It’s been a long year waiting in the wings for the theatre and events industries. But the national roadmap document, which paves the way out of the third lockdown looks like a genuine milestone of hope for live entertainment to reopen its doors.
Each government across the UK differ slightly in their approach. But going by England’s timeframe, theatres can welcome back a socially-distanced capacity of 1000 audience members (or 50 percent capacity – whichever is lower) from the 17th May. And by the 21st of June, we could be back in a world where live events have no legal limits.
However, the document does say: ‘some measures may be required even after all adults have been offered a vaccine, because neither coverage nor effectiveness of the vaccine will be 100%.’And it’s not just the science that dictates restrictions being lifted. It’s also whether the public feel comfortable in returning.
To recover properly, these spaces are dependent on getting the same audience numbers as they had pre-crisis. Some theatre goers might be happy to return regardless of restrictions being in place or not. But others will be less ready to completely throw caution to the wind and need extra reassurance from venue operators.
It’s hard to imagine a situation that’s completely without restrictions. The usual safety suspects – things like compulsory face masks, some seats left unsold and one way movement throughout the building – will likely stay in place for some time beyond the 21st June date.

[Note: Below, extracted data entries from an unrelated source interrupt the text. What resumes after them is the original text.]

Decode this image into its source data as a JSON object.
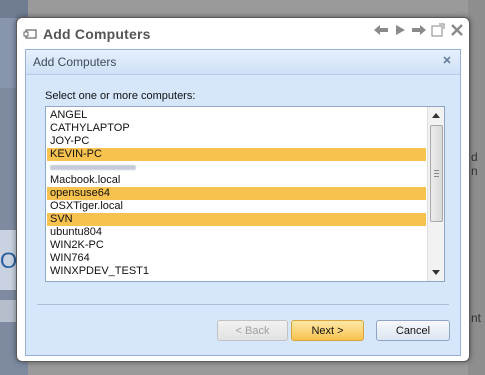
{
  "outer_window": {
    "title": "Add Computers"
  },
  "dialog": {
    "title": "Add Computers",
    "prompt": "Select one or more computers:",
    "computers": [
      {
        "name": "ANGEL",
        "selected": false
      },
      {
        "name": "CATHYLAPTOP",
        "selected": false
      },
      {
        "name": "JOY-PC",
        "selected": false
      },
      {
        "name": "KEVIN-PC",
        "selected": true
      },
      {
        "name": "",
        "selected": false,
        "obscured": true
      },
      {
        "name": "Macbook.local",
        "selected": false
      },
      {
        "name": "opensuse64",
        "selected": true
      },
      {
        "name": "OSXTiger.local",
        "selected": false
      },
      {
        "name": "SVN",
        "selected": true
      },
      {
        "name": "ubuntu804",
        "selected": false
      },
      {
        "name": "WIN2K-PC",
        "selected": false
      },
      {
        "name": "WIN764",
        "selected": false
      },
      {
        "name": "WINXPDEV_TEST1",
        "selected": false
      }
    ],
    "buttons": {
      "back": "< Back",
      "next": "Next >",
      "cancel": "Cancel"
    }
  },
  "background": {
    "right_text_1": "d n",
    "right_text_2": "nt",
    "left_letters": "OS"
  },
  "colors": {
    "selection": "#f7c24e",
    "dialog_bg": "#d6e6fb",
    "next_button": "#f7c24e"
  },
  "icons": {
    "window": "window-icon",
    "nav_back": "arrow-left-icon",
    "nav_forward": "arrow-right-icon",
    "nav_go": "arrow-forward-icon",
    "popout": "popout-icon",
    "close": "close-icon"
  }
}
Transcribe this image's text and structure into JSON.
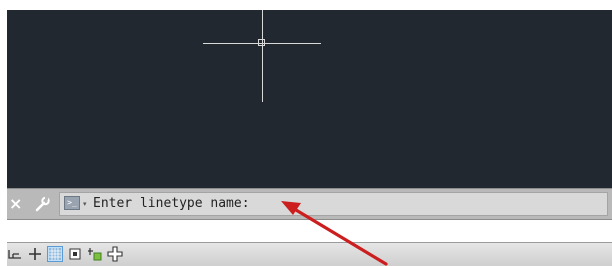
{
  "command_line": {
    "prompt_text": "Enter linetype name:",
    "close_label": "×",
    "prompt_icon_label": ">_",
    "dropdown_caret": "▾"
  },
  "colors": {
    "canvas_background": "#212830",
    "crosshair": "#d9d9d9",
    "annotation_arrow": "#cc1e1e"
  },
  "status_bar": {
    "buttons": [
      {
        "name": "snap-mode-icon"
      },
      {
        "name": "ortho-crosshair-icon"
      },
      {
        "name": "grid-display-icon"
      },
      {
        "name": "dynamic-input-icon"
      },
      {
        "name": "object-snap-tracking-icon"
      },
      {
        "name": "polar-tracking-icon"
      }
    ]
  }
}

One positive is that theatres and event spaces are well prepared for reopening. They’ve been proactively planning and trialling measures all year round, so many of the precautions are ready and waiting.
For example, the publicly owned National Theatre has put in place plenty of hand sanitation stations, transformed its Olivier space with physically distanced seating, and even introduced a delivery system for interval refreshments.
The PM has also said that lateral flow testing is being considered for those industries ‘that have been the toughest nuts to crack’ a category into which theatres must fall. And alongside the roadmap document, the Government has launched the Events Research Programme – a pilot scheme to trial how large events can safely return without the need for social distancing measures.
Technology looks like it could play a key role in the recovery mission too. Nathan Clark, music promoter at the Brudenell Social Club in Leeds, recently ran through a number of transformative tech solutions in The Guardian.
E-tickets and unmanned self-service will become the standard from now on, and apps will manage any purchase made inside an entertainment venue or theatre. UV air filtration (which kills pathogens through light exposure) and misting disinfection systems could well be introduced in the not-so-distant future. And Brudenell is putting extra investment into streaming equipment, as more venues look to offer a “hybrid” experience that combines both in-person and virtual viewing.
There is lots going on backstage to make sure the live event industries can come back with a flourish. Although many of the technological advances which will speed and smooth the return will most likely only be available to cash rich venues.
Whatever the strategy a venue puts in place to get the audience back there’s one final ingredient that’s key to their sustained success. And it lies with us – the paying public being ready and willing to return. Hopefully, after a year away, it seems likely that pent up demand will be high.